The Election Rules Commission (ERC) at an appeals hearing Tuesday upheld point sanctions against presidential candidate Cesar Hernandez brought by opponent Andrew Cohen, saying Hernandez violated SG statutes when he used USF logos and trademarks in Facebook photos.
Hernandez’s campaign still disagrees with the ruling, so it appealed to the Supreme Court. According to SG statutes, “candidates who feel that points were assessed to them incorrectly during an election may appeal these points to the Supreme Court.”
Last week, Cohen filed six grievances, and the ERC formulized five points against Hernandez’s campaign. The points will not disqualify them from the election, but candidates must not exceed 10 points or they will face disqualification from the election.
Hernandez could not be present at the appeals hearing because of a scheduling conflict Tuesday, so Ken Getty, a graduate student on Hernandez’s campaign staff, represented him and brought his argument to Michael LeBlanc, supervisor of the ERC. Cohen was not present.
The photos show Hernandez and running mate Spencer Montgomery holding the “U” signs with Rocky D.
Bull. The caption below the photo said, “Even Rocky knows who to vote for … one vote Cesar and Spencer.”
They received two points apiece for two photos and one point for the third, but Getty said he thinks the ruling
is inconsistent because the photos are similar, and the campaign should only be charged one point with two pieces of photo evidences.
“What we are looking for is a point reduction,” Getty said. “We thought that five points were pretty inconsistent.”
LeBlanc said the five points are separate, and it’s the discretion of the ERC to decide grievances during elections. According to SG statutes, “official endorsement shall be at the discretion of the Election Rules Commission and its Rules and Procedures.”
“Looking at the photos with them and Rocky, I think it’s clear to the commission that it showed endorsement or could be seen as an official endorsement,” LeBlanc said. “There’s no way around that.”

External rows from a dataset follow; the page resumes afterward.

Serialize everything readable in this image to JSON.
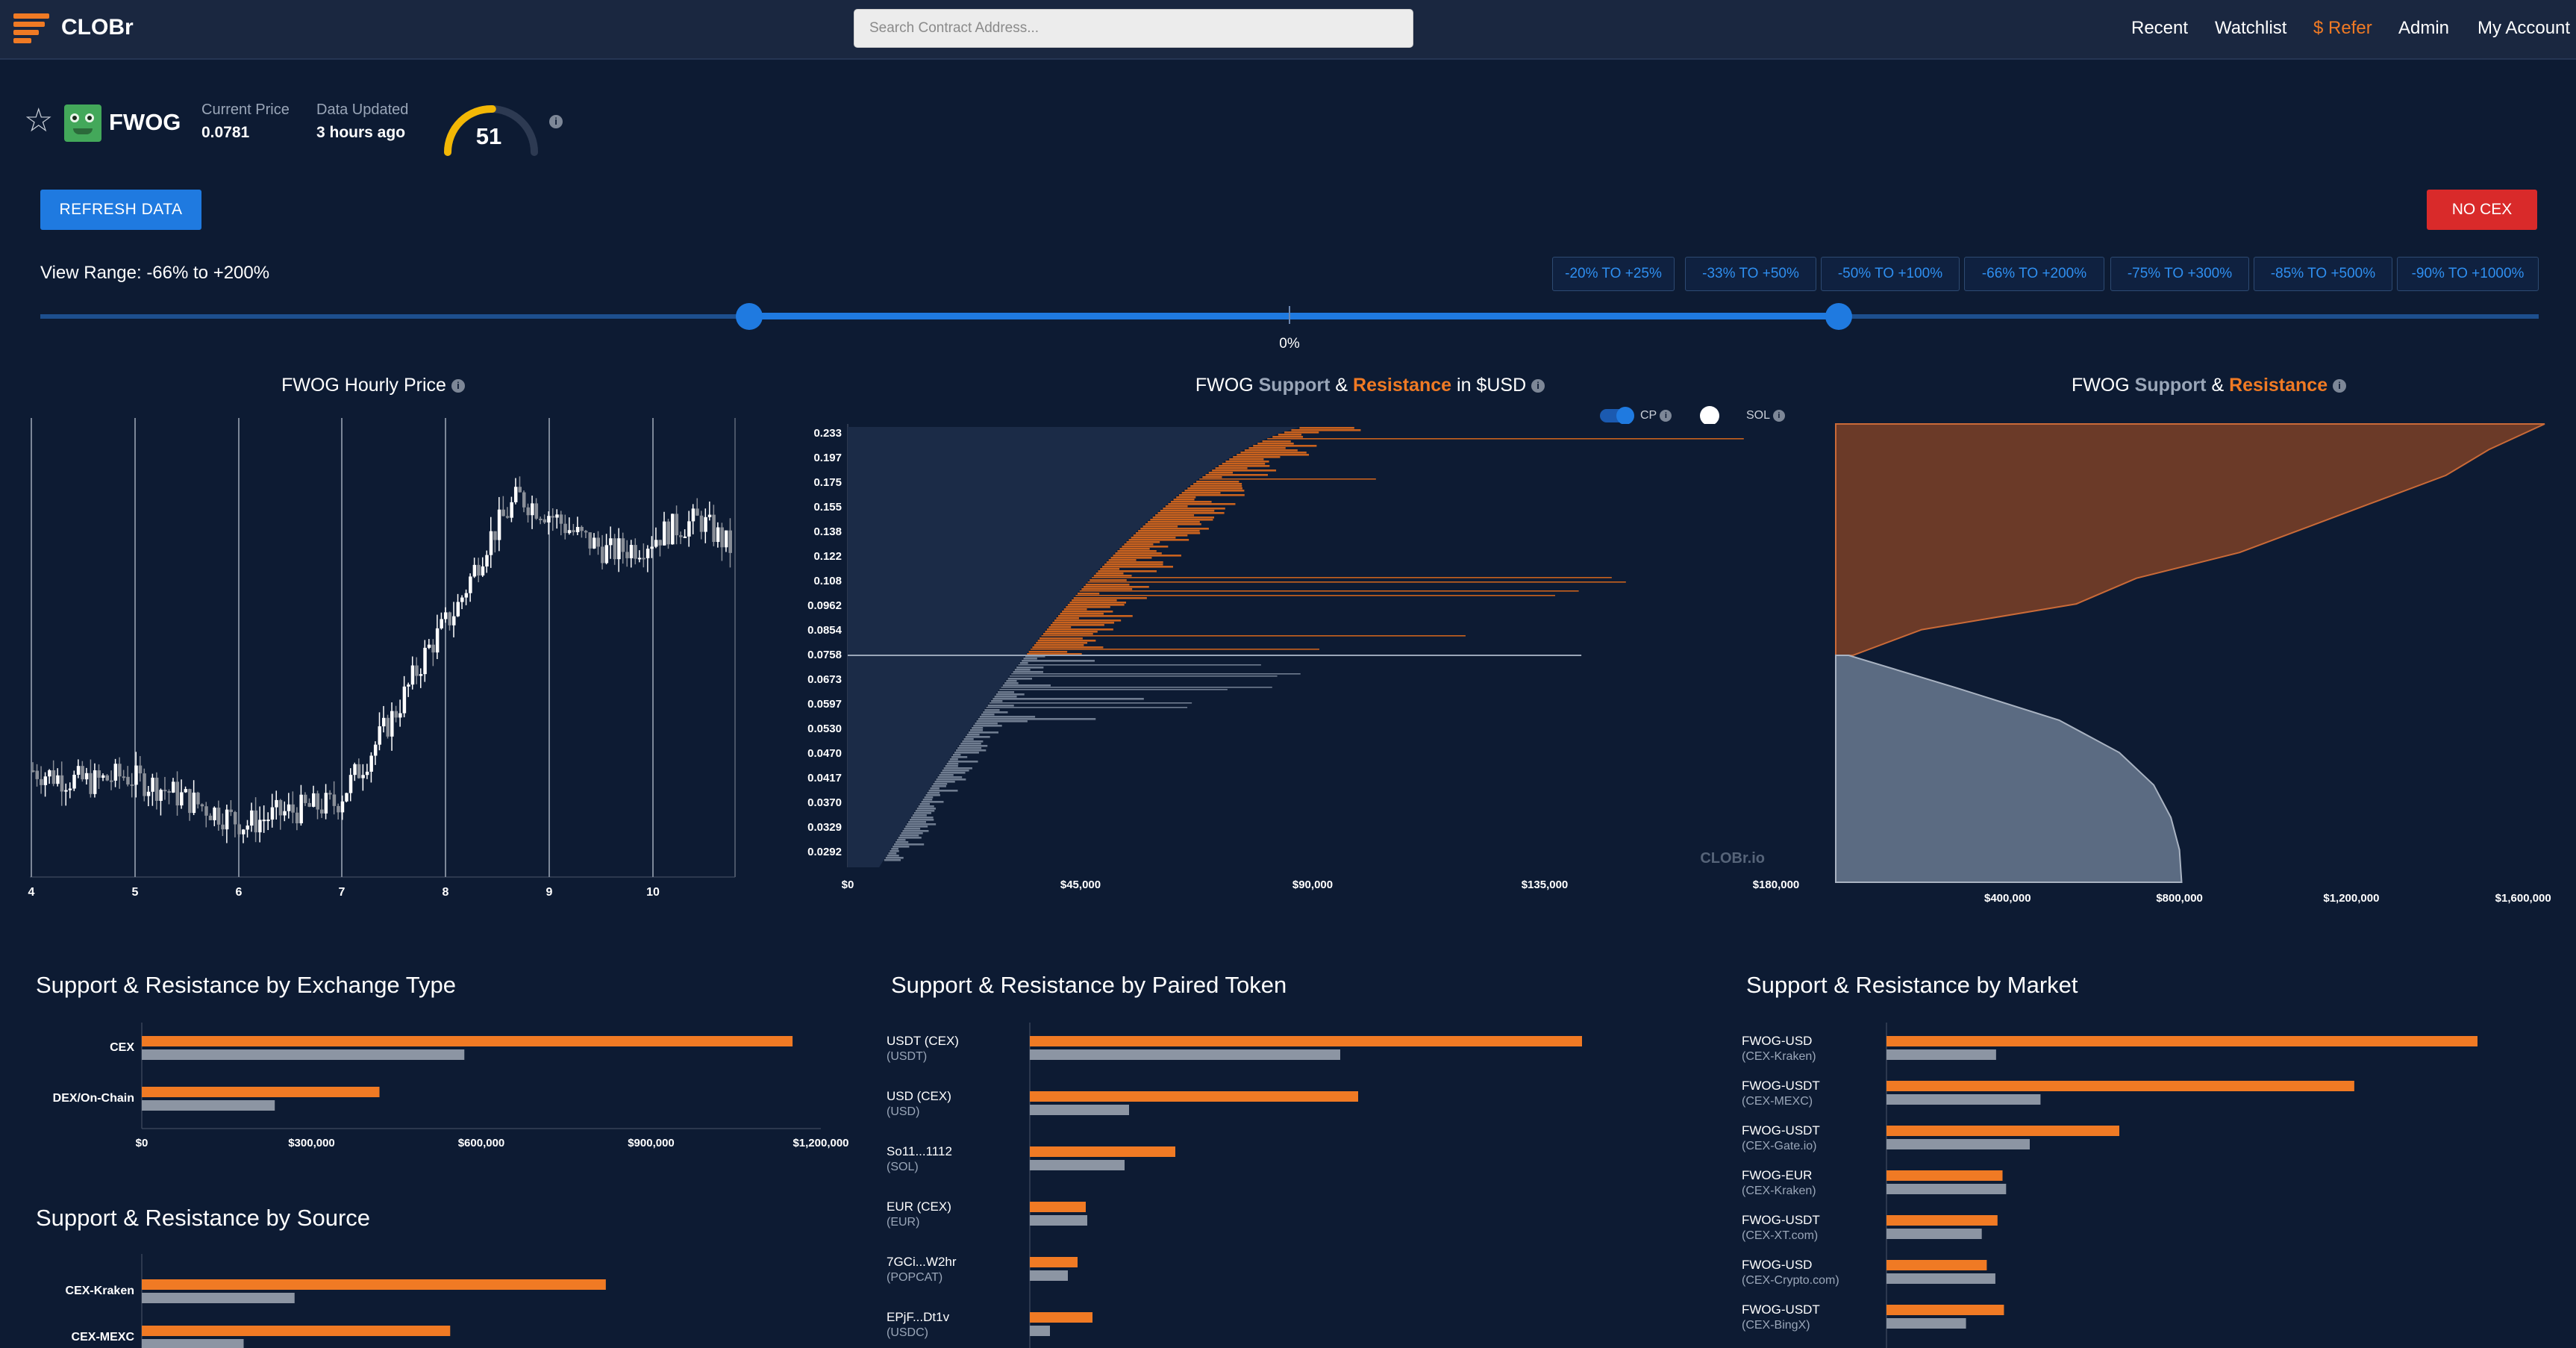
{
  "nav": {
    "brand": "CLOBr",
    "search_placeholder": "Search Contract Address...",
    "links": [
      "Recent",
      "Watchlist",
      "$ Refer",
      "Admin",
      "My Account"
    ]
  },
  "token": {
    "symbol": "FWOG",
    "current_price_label": "Current Price",
    "current_price": "0.0781",
    "data_updated_label": "Data Updated",
    "data_updated": "3 hours ago",
    "score": "51",
    "score_fraction": 0.51
  },
  "controls": {
    "refresh_label": "REFRESH DATA",
    "no_cex_label": "NO CEX",
    "view_range_label": "View Range: -66% to +200%",
    "range_buttons": [
      "-20% TO +25%",
      "-33% TO +50%",
      "-50% TO +100%",
      "-66% TO +200%",
      "-75% TO +300%",
      "-85% TO +500%",
      "-90% TO +1000%"
    ],
    "slider_center_label": "0%"
  },
  "charts": {
    "hourly_title": "FWOG Hourly Price",
    "sr_usd": {
      "title_prefix": "FWOG",
      "title_support": "Support",
      "title_amp": "&",
      "title_resist": "Resistance",
      "title_suffix": "in $USD",
      "toggle_cp": "CP",
      "toggle_sol": "SOL",
      "watermark": "CLOBr.io"
    },
    "sr_cum": {
      "title_prefix": "FWOG",
      "title_support": "Support",
      "title_amp": "&",
      "title_resist": "Resistance"
    }
  },
  "sections": {
    "exchange_type": "Support & Resistance by Exchange Type",
    "paired_token": "Support & Resistance by Paired Token",
    "market": "Support & Resistance by Market",
    "source": "Support & Resistance by Source"
  },
  "chart_data": [
    {
      "id": "hourly-price",
      "type": "candlestick",
      "title": "FWOG Hourly Price",
      "x_ticks": [
        "4",
        "5",
        "6",
        "7",
        "8",
        "9",
        "10"
      ],
      "trend": [
        0.0645,
        0.064,
        0.0638,
        0.0642,
        0.0636,
        0.0628,
        0.062,
        0.0612,
        0.0618,
        0.0622,
        0.0625,
        0.0652,
        0.0682,
        0.0718,
        0.0745,
        0.0785,
        0.0812,
        0.0802,
        0.0788,
        0.0778,
        0.0782,
        0.0792,
        0.0798,
        0.0781
      ],
      "ylim": [
        0.058,
        0.086
      ]
    },
    {
      "id": "sr-usd",
      "type": "bar",
      "orientation": "horizontal",
      "title": "FWOG Support & Resistance in $USD",
      "y_ticks": [
        "0.233",
        "0.197",
        "0.175",
        "0.155",
        "0.138",
        "0.122",
        "0.108",
        "0.0962",
        "0.0854",
        "0.0758",
        "0.0673",
        "0.0597",
        "0.0530",
        "0.0470",
        "0.0417",
        "0.0370",
        "0.0329",
        "0.0292"
      ],
      "x_ticks": [
        "$0",
        "$45,000",
        "$90,000",
        "$135,000",
        "$180,000"
      ],
      "xlim": [
        0,
        180000
      ],
      "current_price": 0.0781,
      "series": [
        {
          "name": "Resistance",
          "color": "#f07a24"
        },
        {
          "name": "Support",
          "color": "#8c9aae"
        }
      ]
    },
    {
      "id": "sr-cumulative",
      "type": "area",
      "title": "FWOG Support & Resistance",
      "x_ticks": [
        "$400,000",
        "$800,000",
        "$1,200,000",
        "$1,600,000"
      ],
      "xlim": [
        0,
        1650000
      ],
      "resistance_steps": [
        1650000,
        1520000,
        1420000,
        1260000,
        1100000,
        940000,
        700000,
        560000,
        200000,
        40000
      ],
      "support_steps": [
        30000,
        280000,
        520000,
        660000,
        740000,
        780000,
        800000,
        805000
      ]
    },
    {
      "id": "by-exchange-type",
      "type": "bar",
      "orientation": "horizontal",
      "categories": [
        "CEX",
        "DEX/On-Chain"
      ],
      "series": [
        {
          "name": "Resistance",
          "values": [
            1150000,
            420000
          ]
        },
        {
          "name": "Support",
          "values": [
            570000,
            235000
          ]
        }
      ],
      "x_ticks": [
        "$0",
        "$300,000",
        "$600,000",
        "$900,000",
        "$1,200,000"
      ],
      "xlim": [
        0,
        1200000
      ]
    },
    {
      "id": "by-source",
      "type": "bar",
      "orientation": "horizontal",
      "categories": [
        "CEX-Kraken",
        "CEX-MEXC"
      ],
      "series": [
        {
          "name": "Resistance",
          "values": [
            820000,
            545000
          ]
        },
        {
          "name": "Support",
          "values": [
            270000,
            180000
          ]
        }
      ],
      "xlim": [
        0,
        1200000
      ]
    },
    {
      "id": "by-paired-token",
      "type": "bar",
      "orientation": "horizontal",
      "categories": [
        {
          "label": "USDT (CEX)",
          "sub": "(USDT)"
        },
        {
          "label": "USD (CEX)",
          "sub": "(USD)"
        },
        {
          "label": "So11...1112",
          "sub": "(SOL)"
        },
        {
          "label": "EUR (CEX)",
          "sub": "(EUR)"
        },
        {
          "label": "7GCi...W2hr",
          "sub": "(POPCAT)"
        },
        {
          "label": "EPjF...Dt1v",
          "sub": "(USDC)"
        }
      ],
      "series": [
        {
          "name": "Resistance",
          "values": [
            740,
            440,
            195,
            75,
            64,
            84
          ]
        },
        {
          "name": "Support",
          "values": [
            416,
            133,
            127,
            77,
            51,
            27
          ]
        }
      ],
      "xlim": [
        0,
        1000
      ]
    },
    {
      "id": "by-market",
      "type": "bar",
      "orientation": "horizontal",
      "categories": [
        {
          "label": "FWOG-USD",
          "sub": "(CEX-Kraken)"
        },
        {
          "label": "FWOG-USDT",
          "sub": "(CEX-MEXC)"
        },
        {
          "label": "FWOG-USDT",
          "sub": "(CEX-Gate.io)"
        },
        {
          "label": "FWOG-EUR",
          "sub": "(CEX-Kraken)"
        },
        {
          "label": "FWOG-USDT",
          "sub": "(CEX-XT.com)"
        },
        {
          "label": "FWOG-USD",
          "sub": "(CEX-Crypto.com)"
        },
        {
          "label": "FWOG-USDT",
          "sub": "(CEX-BingX)"
        }
      ],
      "series": [
        {
          "name": "Resistance",
          "values": [
            825,
            653,
            325,
            162,
            155,
            140,
            164
          ]
        },
        {
          "name": "Support",
          "values": [
            153,
            215,
            200,
            167,
            133,
            152,
            111
          ]
        }
      ],
      "xlim": [
        0,
        1000
      ]
    }
  ]
}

Cohen initially filed the grievances anonymously because he didn’t believe the person filing the grievance should have anything to do with it. However, he was not allowed to file anonymously.

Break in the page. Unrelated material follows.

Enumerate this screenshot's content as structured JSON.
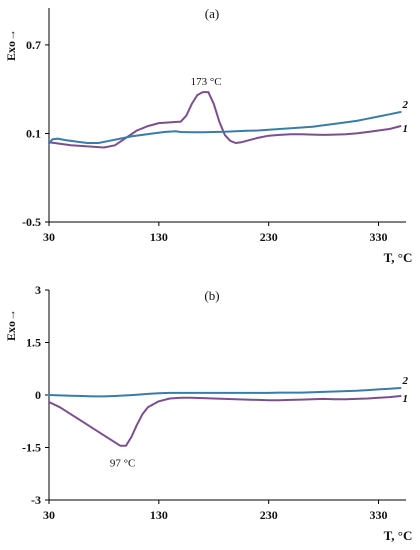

“Unfortunately, people are going to look at it and say, ‘Oh, Facebook photos? That’s ridiculous,’ but there is something deeper there,” Getty said. “People spend all the time and energy working toward something, and then it’s possibly being anonymously taken away by a form that’s very blatantly not filled out correctly. Yeah, you get angry about it. You want to exhaust all of your options in your defense.”
Once an appeal has been taken to the Supreme Court, it will deliberate privately and go into recess for no more than 48 hours for each justice to reflect on the evidence, according to court rules. Then, no earlier than 12 hours after recess, they meet to determine their final ruling on the case.